Any list of the most anticipated films of 2022 is bound to include Olivia Wilde’s psychological thriller “Don’t Worry Darling,” starring Florence Pugh and Harry Styles. The project is Wilde’s follow-up to her breakthrough directorial debut “Booksmart,” but the two movies could not be more different. Wilde recently told Vogue that “Don’t Worry Darling” is the equivalent of “‘The Feminine Mystique’ on acid” and wrestles with the question, “What are you willing to sacrifice in order to do what’s right? If you really think about it, are you willing to blow up the system that serves you?”

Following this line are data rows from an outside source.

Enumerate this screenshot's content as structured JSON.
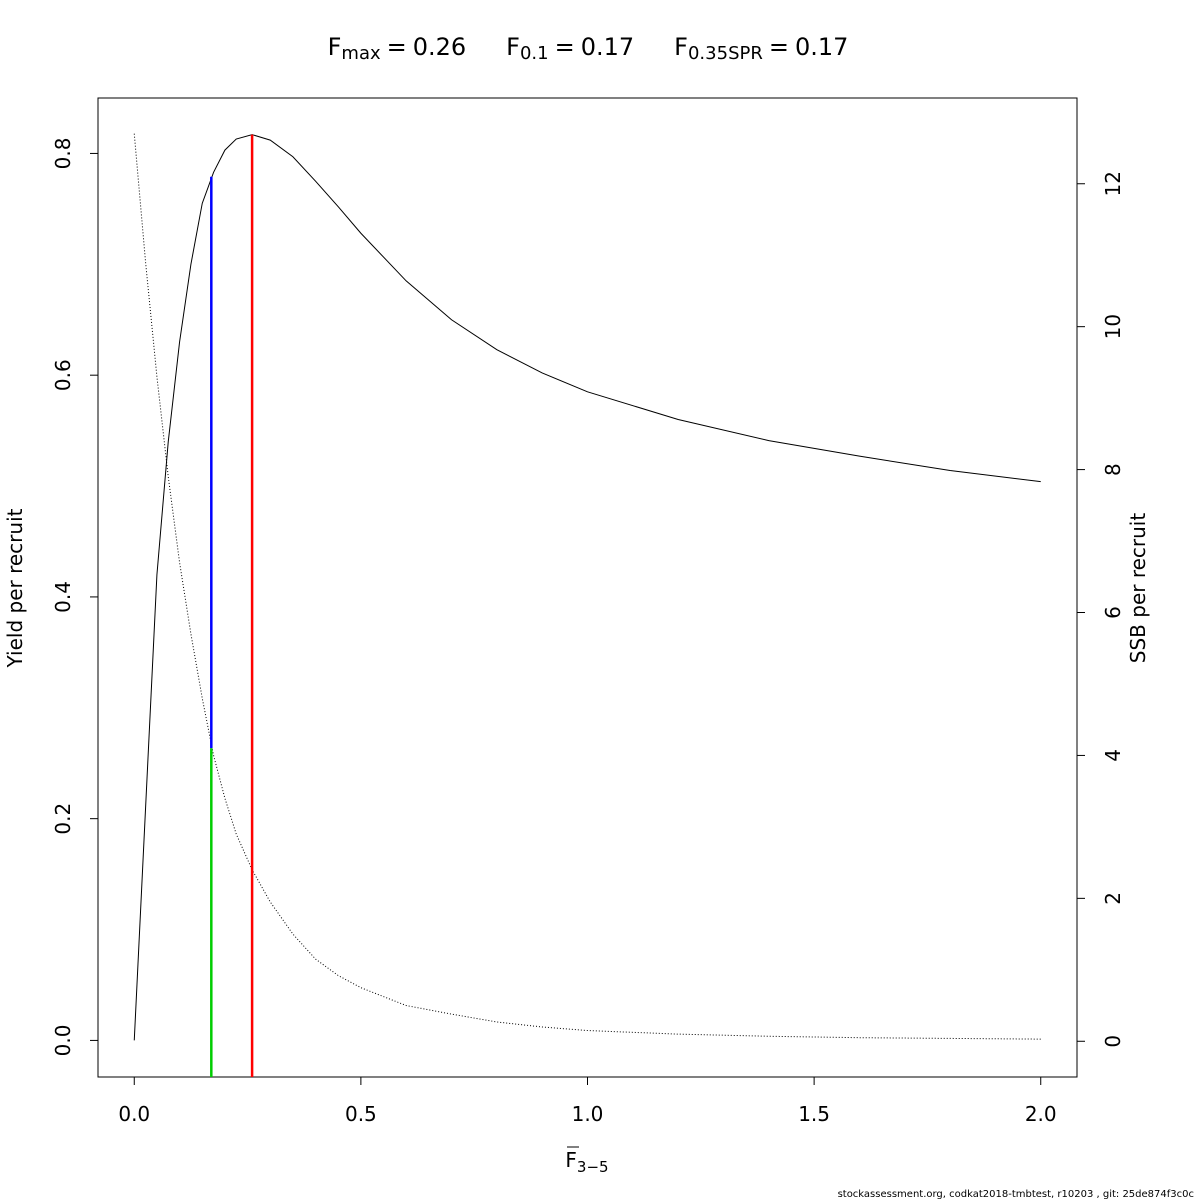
{
  "chart_data": {
    "type": "line",
    "title": [
      {
        "name": "F",
        "sub": "max",
        "value": 0.26
      },
      {
        "name": "F",
        "sub": "0.1",
        "value": 0.17
      },
      {
        "name": "F",
        "sub": "0.35SPR",
        "value": 0.17
      }
    ],
    "title_separator": "=",
    "xlabel": "F",
    "xlabel_sub": "3−5",
    "ylabel": "Yield per recruit",
    "y2label": "SSB per recruit",
    "footnote": "stockassessment.org, codkat2018-tmbtest, r10203 , git: 25de874f3c0c",
    "x": [
      0,
      0.025,
      0.05,
      0.075,
      0.1,
      0.125,
      0.15,
      0.175,
      0.2,
      0.225,
      0.26,
      0.3,
      0.35,
      0.4,
      0.45,
      0.5,
      0.6,
      0.7,
      0.8,
      0.9,
      1.0,
      1.2,
      1.4,
      1.6,
      1.8,
      2.0
    ],
    "series": [
      {
        "name": "Yield per recruit",
        "color": "#000000",
        "dash": "solid",
        "axis": "y",
        "values": [
          0,
          0.21,
          0.42,
          0.54,
          0.63,
          0.7,
          0.755,
          0.783,
          0.803,
          0.813,
          0.817,
          0.812,
          0.797,
          0.775,
          0.752,
          0.728,
          0.685,
          0.65,
          0.623,
          0.602,
          0.585,
          0.56,
          0.541,
          0.527,
          0.514,
          0.504
        ]
      },
      {
        "name": "SSB per recruit",
        "color": "#000000",
        "dash": "dotted",
        "axis": "y2",
        "values": [
          12.7,
          10.9,
          9.3,
          7.9,
          6.7,
          5.7,
          4.8,
          4.0,
          3.4,
          2.9,
          2.4,
          1.95,
          1.5,
          1.15,
          0.92,
          0.75,
          0.5,
          0.38,
          0.27,
          0.2,
          0.15,
          0.1,
          0.07,
          0.05,
          0.04,
          0.03
        ]
      }
    ],
    "reference_lines": [
      {
        "x": 0.26,
        "color": "#ff0000",
        "y_top": 0.817,
        "y_top_axis": "y"
      },
      {
        "x": 0.17,
        "color": "#0000ff",
        "y_bottom": 4.1,
        "y_bottom_axis": "y2",
        "y_top": 0.779,
        "y_top_axis": "y"
      },
      {
        "x": 0.17,
        "color": "#00cd00",
        "y_top": 4.1,
        "y_top_axis": "y2"
      }
    ],
    "xlim": [
      -0.08,
      2.08
    ],
    "ylim": [
      -0.033,
      0.85
    ],
    "y2lim": [
      -0.5,
      13.2
    ],
    "xticks": [
      {
        "value": 0,
        "label": "0.0"
      },
      {
        "value": 0.5,
        "label": "0.5"
      },
      {
        "value": 1,
        "label": "1.0"
      },
      {
        "value": 1.5,
        "label": "1.5"
      },
      {
        "value": 2,
        "label": "2.0"
      }
    ],
    "yticks": [
      {
        "value": 0,
        "label": "0.0"
      },
      {
        "value": 0.2,
        "label": "0.2"
      },
      {
        "value": 0.4,
        "label": "0.4"
      },
      {
        "value": 0.6,
        "label": "0.6"
      },
      {
        "value": 0.8,
        "label": "0.8"
      }
    ],
    "y2ticks": [
      0,
      2,
      4,
      6,
      8,
      10,
      12
    ],
    "grid": false
  }
}
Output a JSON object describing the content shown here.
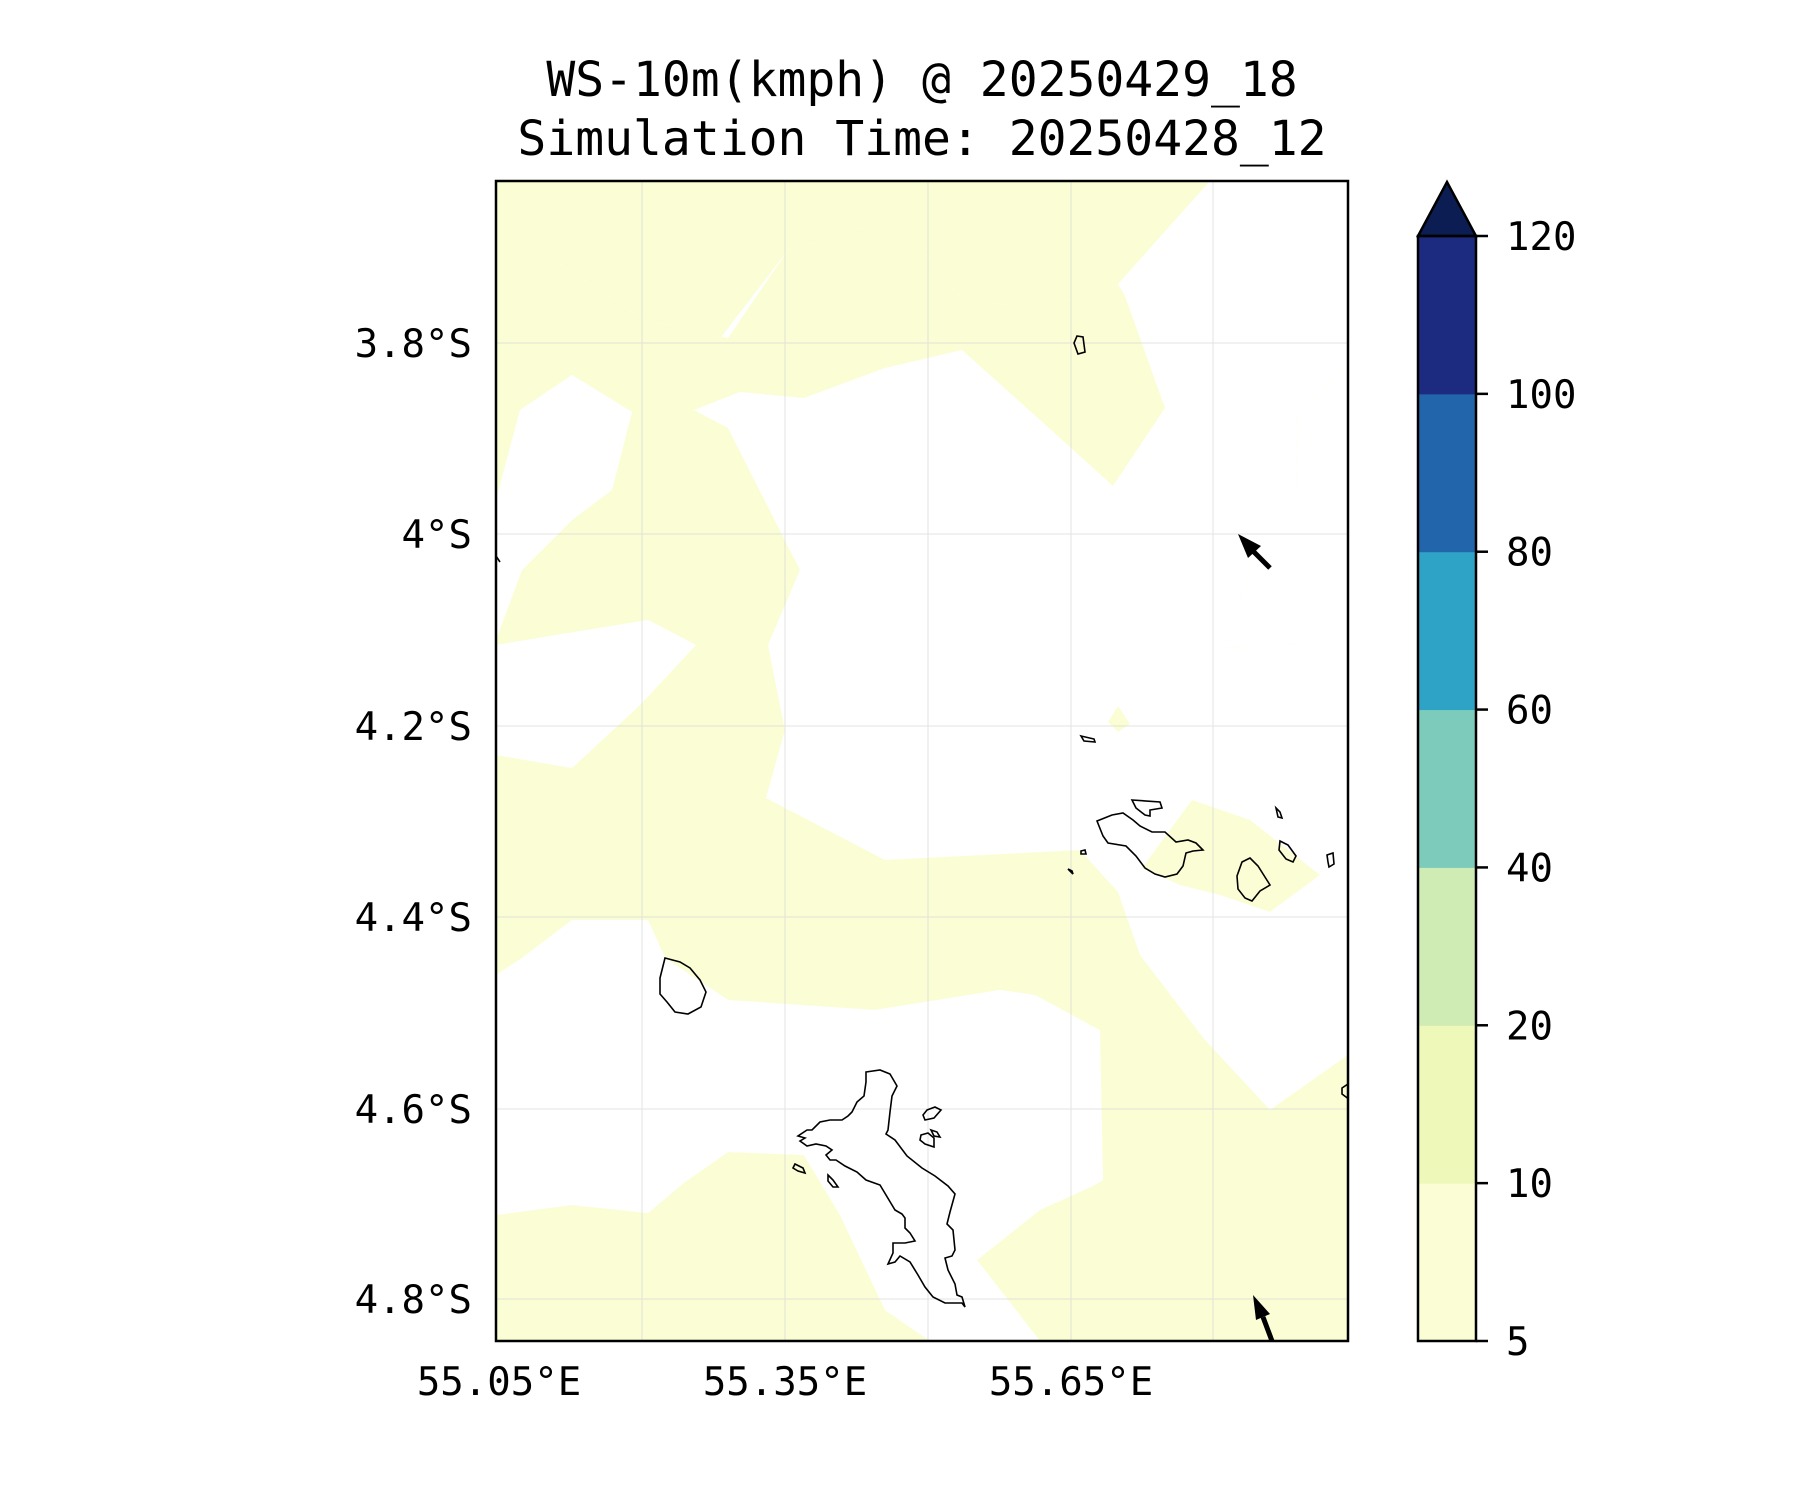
{
  "map": {
    "title_line1": "WS-10m(kmph) @ 20250429_18",
    "title_line2": "Simulation Time: 20250428_12",
    "lat_ticks": [
      "3.8°S",
      "4°S",
      "4.2°S",
      "4.4°S",
      "4.6°S",
      "4.8°S"
    ],
    "lon_ticks": [
      "55.05°E",
      "55.35°E",
      "55.65°E"
    ],
    "fill_color": "#fbfed5",
    "grid": true,
    "wind_vector_color": "#000000"
  },
  "colorbar": {
    "labels": [
      "5",
      "10",
      "20",
      "40",
      "60",
      "80",
      "100",
      "120"
    ],
    "levels": [
      5,
      10,
      20,
      40,
      60,
      80,
      100,
      120
    ],
    "colors": [
      "#fbfed5",
      "#eef8b9",
      "#cfecb4",
      "#7dccbb",
      "#2ea3c5",
      "#2365ab",
      "#1c2b7f",
      "#0c1d53"
    ],
    "extend": "max",
    "cmap": "YlGnBu"
  }
}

The official synopsis for “Don’t Worry Darling” reads: “A 1950s housewife living with her husband in a utopian experimental community begins to worry that his glamorous company may be hiding disturbing secrets.” Wilde’s “Booksmart” co-screenwriter Katie Silberman wrote the film based on an original script by the Van Dyke brothers. The supporting cast includes Gemma Chan, KiKi Layne, and Chris Pine. Darren Aronofsky’s longtime cinematographer Matthew Libatique serves as cinematographer.

Speaking to Vogue, Wilde said Adrian Lyne psychosexual thrillers such as “Fatal Attraction” and “Indecent Proposal” served as sources of inspiration for “Don’t Worry Darling.” As the filmmaker said, “[Those movies are] really sexy, in a grown-up way…I kept saying, ‘Why isn’t there any good sex in film anymore?’”

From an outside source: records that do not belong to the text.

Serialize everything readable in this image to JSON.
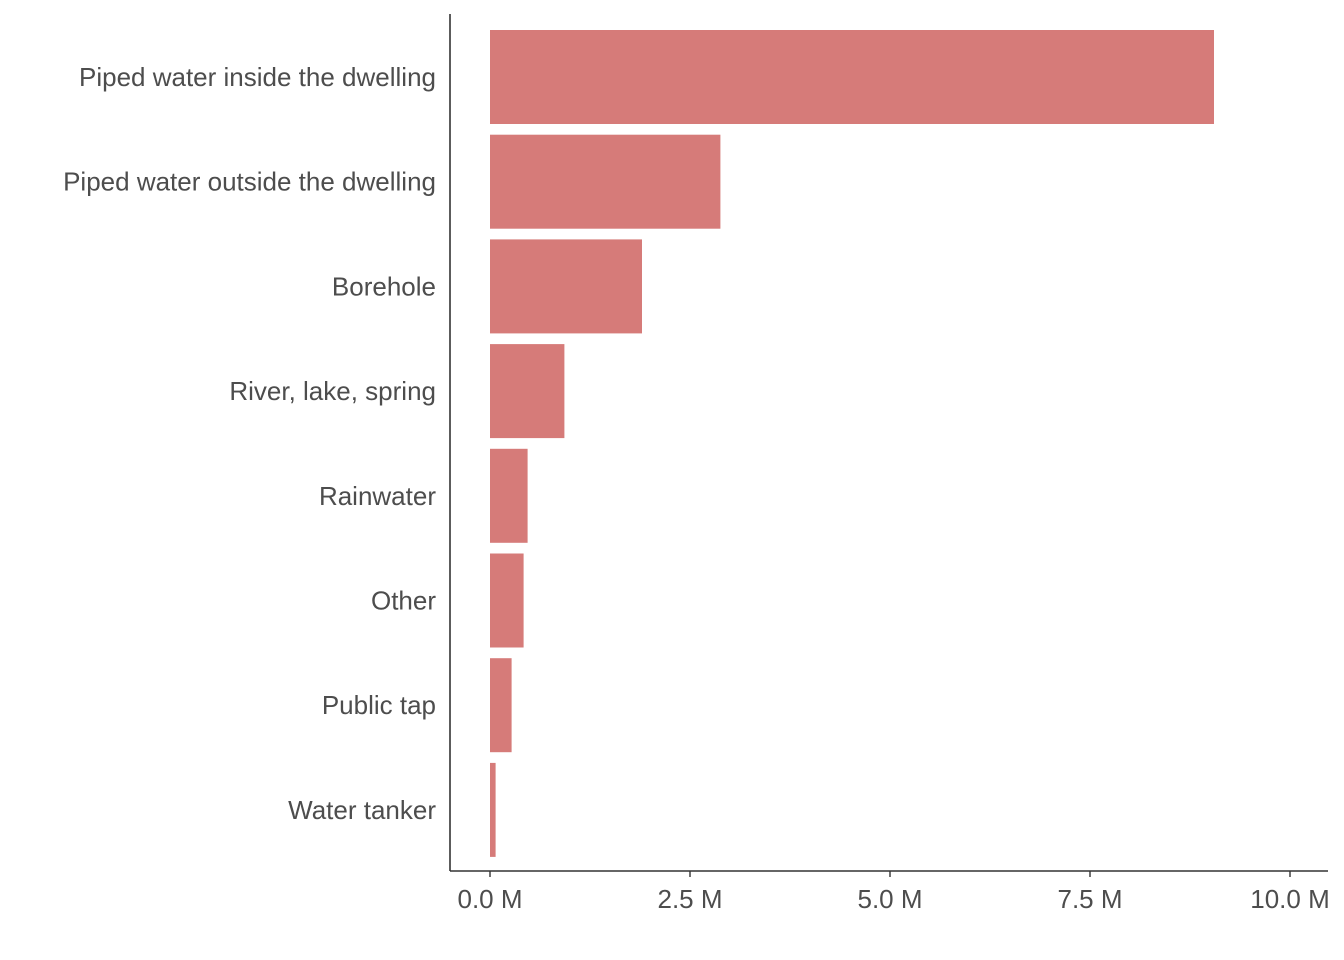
{
  "chart_data": {
    "type": "bar",
    "orientation": "horizontal",
    "categories": [
      "Piped water inside the dwelling",
      "Piped water outside the dwelling",
      "Borehole",
      "River, lake, spring",
      "Rainwater",
      "Other",
      "Public tap",
      "Water tanker"
    ],
    "values": [
      9050000,
      2880000,
      1900000,
      930000,
      470000,
      420000,
      270000,
      70000
    ],
    "xlim": [
      0,
      10000000
    ],
    "xticks": [
      0,
      2500000,
      5000000,
      7500000,
      10000000
    ],
    "xtick_labels": [
      "0.0 M",
      "2.5 M",
      "5.0 M",
      "7.5 M",
      "10.0 M"
    ],
    "title": "",
    "xlabel": "",
    "ylabel": "",
    "bar_color": "#d67b79",
    "grid": false,
    "legend": "none"
  }
}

The Vogue cover story reports: “One [scene], featuring a hardworking Styles and a most ​gratified Pugh, is going to generate some serious attention — and, if the devotion of Styles’s fan base is any indication, hysteria — when ‘Don’t Worry Darling’ is released. When I work up the blushing courage to ask Wilde about it, she gets technical, talking about overhead angles and wraparound shots, though she readily volunteers that she intends for her audience to ‘realize how rarely they see female hunger, and specifically this type of female pleasure.’”

First footage from the movie debuted on social media in September, a year ahead of the project’s theatrical release. The footage shows Pugh’s character in an idyllic suburban setting, but something dark and twisted rages underneath the surface. The brief clip ends with what looks like Pugh’s character suffocating herself by wrapping her head in tape.

“Don’t Worry Darling” will open in theaters September 23, 2022, from New Line and Warner Bros.